CINCINNATI – The five-run deficit after the first inning could have sent the Nationals into survival mode. Just get through this game and move on to Thursday’s series finale.

Inside the dugout, that was the last thing on anybody’s mind.

“I’ve said it plenty of times, and I’m sure everybody’s said it: We have a lot of fight,” Daylen Lile said. “We’re hungry. We know what we’re capable of doing. And we’re confident in each other and have so much belief in each other that stuff like that, we just brush it off. Because it’s like we know we could come back at any moment in the game.”
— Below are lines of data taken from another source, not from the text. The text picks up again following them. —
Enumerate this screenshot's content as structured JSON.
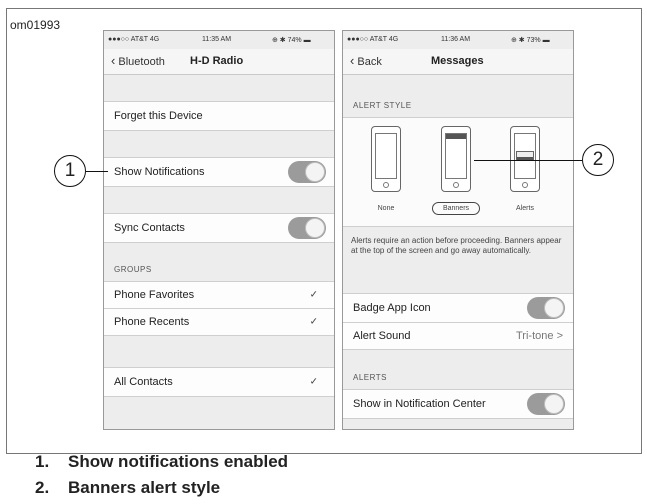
{
  "figure_id": "om01993",
  "phone1": {
    "status": {
      "carrier": "●●●○○ AT&T  4G",
      "time": "11:35 AM",
      "battery": "⊕ ✱ 74% ▬"
    },
    "nav": {
      "back": "Bluetooth",
      "title": "H-D Radio"
    },
    "forget": "Forget this Device",
    "show_notifications": {
      "label": "Show Notifications",
      "on": true
    },
    "sync_contacts": {
      "label": "Sync Contacts",
      "on": true
    },
    "groups_header": "GROUPS",
    "phone_favorites": "Phone Favorites",
    "phone_recents": "Phone Recents",
    "all_contacts": "All Contacts",
    "check": "✓"
  },
  "phone2": {
    "status": {
      "carrier": "●●●○○ AT&T  4G",
      "time": "11:36 AM",
      "battery": "⊕ ✱ 73% ▬"
    },
    "nav": {
      "back": "Back",
      "title": "Messages"
    },
    "alert_style_header": "ALERT STYLE",
    "styles": {
      "none": "None",
      "banners": "Banners",
      "alerts": "Alerts",
      "selected": "Banners"
    },
    "info": "Alerts require an action before proceeding. Banners appear at the top of the screen and go away automatically.",
    "badge_app_icon": {
      "label": "Badge App Icon",
      "on": true
    },
    "alert_sound": {
      "label": "Alert Sound",
      "value": "Tri-tone",
      "chevron": ">"
    },
    "alerts_header": "ALERTS",
    "show_in_nc": {
      "label": "Show in Notification Center",
      "on": true
    }
  },
  "callouts": {
    "one": "1",
    "two": "2"
  },
  "captions": [
    {
      "num": "1.",
      "text": "Show notifications enabled"
    },
    {
      "num": "2.",
      "text": "Banners alert style"
    }
  ]
}
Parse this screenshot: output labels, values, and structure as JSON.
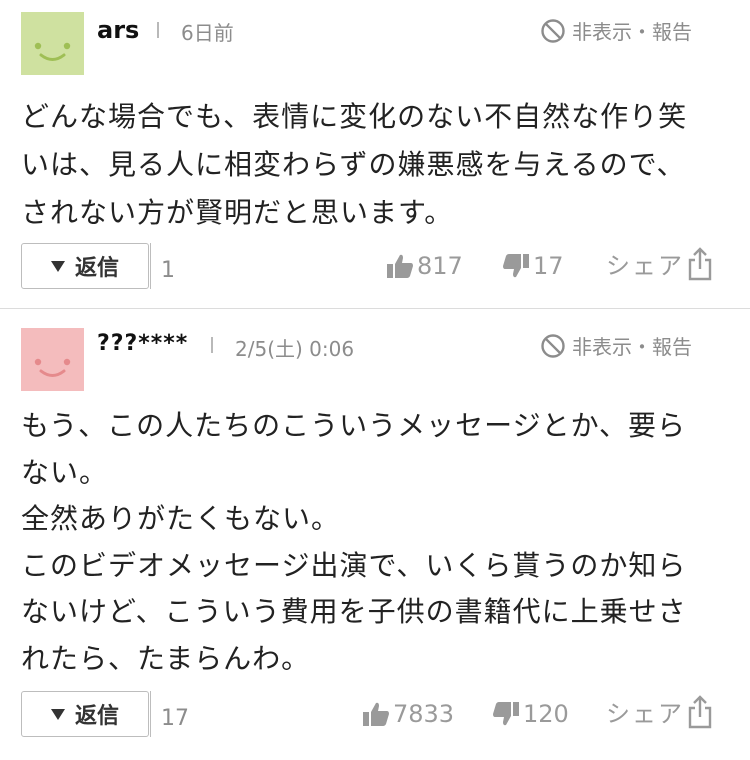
{
  "colors": {
    "avatar1": "#cfe1a0",
    "avatar2": "#f4bcbd",
    "muted": "#8c8c8c",
    "text": "#222222"
  },
  "comments": [
    {
      "avatar_icon": "smile-face-icon",
      "user": "ars",
      "time": "6日前",
      "hide_report": "非表示・報告",
      "lines": [
        "どんな場合でも、表情に変化のない不自然な作り笑",
        "いは、見る人に相変わらずの嫌悪感を与えるので、",
        "されない方が賢明だと思います。"
      ],
      "reply_label": "返信",
      "reply_count": "1",
      "likes": "817",
      "dislikes": "17",
      "share_label": "シェア"
    },
    {
      "avatar_icon": "smile-face-icon",
      "user": "???****",
      "time": "2/5(土) 0:06",
      "hide_report": "非表示・報告",
      "lines": [
        "もう、この人たちのこういうメッセージとか、要ら",
        "ない。",
        "全然ありがたくもない。",
        "このビデオメッセージ出演で、いくら貰うのか知ら",
        "ないけど、こういう費用を子供の書籍代に上乗せさ",
        "れたら、たまらんわ。"
      ],
      "reply_label": "返信",
      "reply_count": "17",
      "likes": "7833",
      "dislikes": "120",
      "share_label": "シェア"
    }
  ]
}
So when the Nats did find themselves celebrating at the middle of diamond some three hours later, having turned that 5-0 deficit to the Reds in the first inning into an 8-7 victory in the 10th, the feeling perhaps wasn’t what you might think.

They were thrilled to have to done it, yes. But they weren’t surprised that they did do it.

Lile helped make it all possible with his go-ahead, two-run homer in the top of the 10th, his third homer in a little more than 24 hours, all of it done in front of dozens of friends and family members from nearby Louisville. But he didn’t do it alone.

To pull off the Nationals’ biggest come-from-behind win since April 27, 2025 – when they spotted the Mets five quick runs before also coming back to win 8-7 – they needed to pull out all the stops.